Currently seeking a job

There is a deeper issue, that is leading to rise in abusive callers. It could be a possible down time or no time lines being provided. Absolutely, there must not be any tolerance toward an agent/customer who gets abusive.However, there must be a standard policy so as to also avoid call drops where in the agent gives a positive warning to the customer with select verbiages and in spite of the same if the customer doesnt allow the agent to assist/is abusive, the agent can inform the customer he will need to disconnect

Process Manager

ATH InTouch

In my experience, customers tend to become abusive or threatening if and when they feel that no one is listening to them, or simply if the agent's intellect is not up to par. This really frustrates callers and to manage this, agents simply need to listen. I'm sure there's a call flow process in every call center, as Managers, we need to ensure that our agents follow the call structure i.e welcome => obtain issue => offer solution => offer alternative => offer further assistance => cross-sell/upsell at the right opportunity => farewell. If this is followed correctly, customers will not see the need to call back and there is no frustration. Also, agents should not attempt to talk customers through problems they cannot solve, if you don't know what to do, pass it to someone who does - customers will appreciate this. However, i agree that there are some customers that do not accept 'NO' nor appreciate straight-forward service and will start being abusive or threatening when they don't get their way. I agree that their calls should be terminated, however, at least with a warning issued earlier in the call.



'Treat people as you would lke to be treat yourself' is an adage that I have tried to live by and instilled into my agents in our predominantly B2B telemarketing/CallCentre business for 8 years. In that time I can count on the fingers of one hand the number of bullying/bad language complaints from my agents.

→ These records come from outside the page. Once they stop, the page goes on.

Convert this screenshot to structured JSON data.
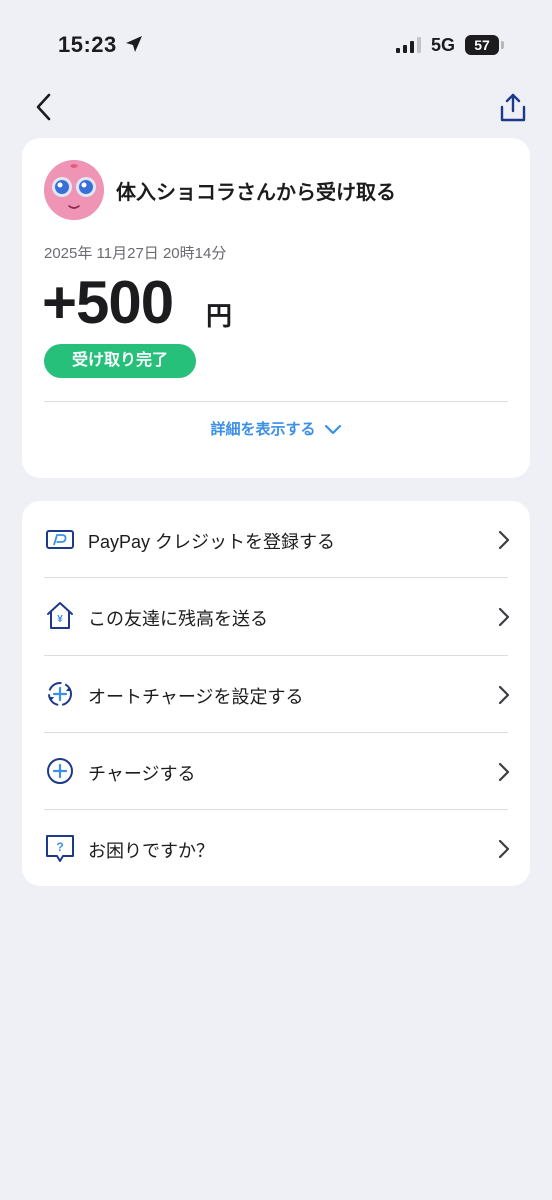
{
  "status_bar": {
    "time": "15:23",
    "network": "5G",
    "battery": "57"
  },
  "transaction": {
    "sender": "体入ショコラさんから受け取る",
    "date": "2025年 11月27日 20時14分",
    "amount": "+500",
    "unit": "円",
    "status": "受け取り完了",
    "details_toggle": "詳細を表示する"
  },
  "menu": {
    "items": [
      {
        "label": "PayPay クレジットを登録する",
        "icon": "credit-card-icon"
      },
      {
        "label": "この友達に残高を送る",
        "icon": "send-home-icon"
      },
      {
        "label": "オートチャージを設定する",
        "icon": "auto-charge-icon"
      },
      {
        "label": "チャージする",
        "icon": "plus-circle-icon"
      },
      {
        "label": "お困りですか？",
        "icon": "help-question-icon"
      }
    ]
  },
  "colors": {
    "background": "#eff0f5",
    "status_green": "#27c07a",
    "link_blue": "#3b8fe8",
    "icon_navy": "#1d3a8a"
  }
}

Having said that we were operating in the B2B sector and B2C can be a more challenging sector, however I agree with Sitiveni that customer frustration is usually the factor and perhaps something has changed in your call centre - longer queuing time, less agents, reduction in agent training, agents not listening, script/call flow change, or staff changes (management & agents)- that needs to be taken into account and modified. Have you actually called your own centre from an unknown phone as a customer to see how calls are handled?

Ultimately bullying or abuse should not be tolerated and agents should give the customer a warning to that effect as soon as it starts; if it still continues then the agent should calmly tell the customer that the call is being terminated.




Head of IT and Telecoms

An abusive customer is an opportunity for some rather frank feedback. Rather than cut them off I would have the agent say ...

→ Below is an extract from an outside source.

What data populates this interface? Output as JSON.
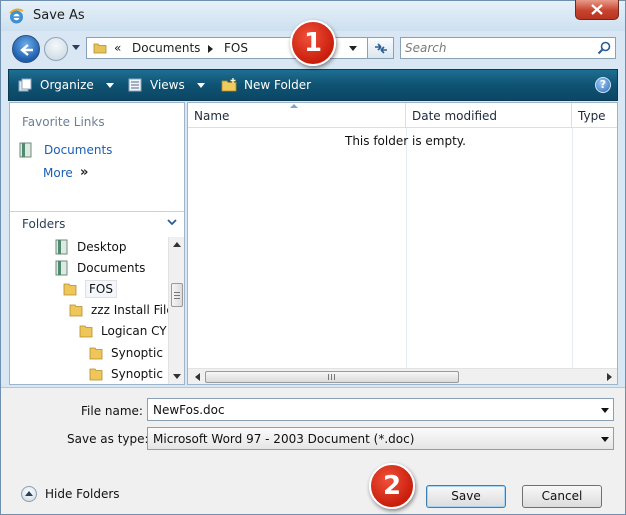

'Sir, I can see you're quite upset so I'd like to pass you over to one of our senior complaints managers who will look into this for you and see what we can do to put this right'

Passing the call to an agent trained in exception handling can often lead to some interesting insights, customer retention and can even avoid costly legal action in some cases.

I remember one abusive screamer who, it eventually turned out, had found his private financial details regarding a juicy mortgage claim had been revealed in error to his wife - whom he was currently divorcing. He worked for an FSA/ICO regulated firm of accountants in London and was not only livid but downright litigatious.

If the agent had have hung up we no doubt would have had a very costly damages case on our hands. As it happens he was placated.

The moral? Never let a frontliner hang up on a screamer! At the very least it should escalate immediately to a TM before it gets out of control, and preferably to senior staff with a good understanding of exceptions handling.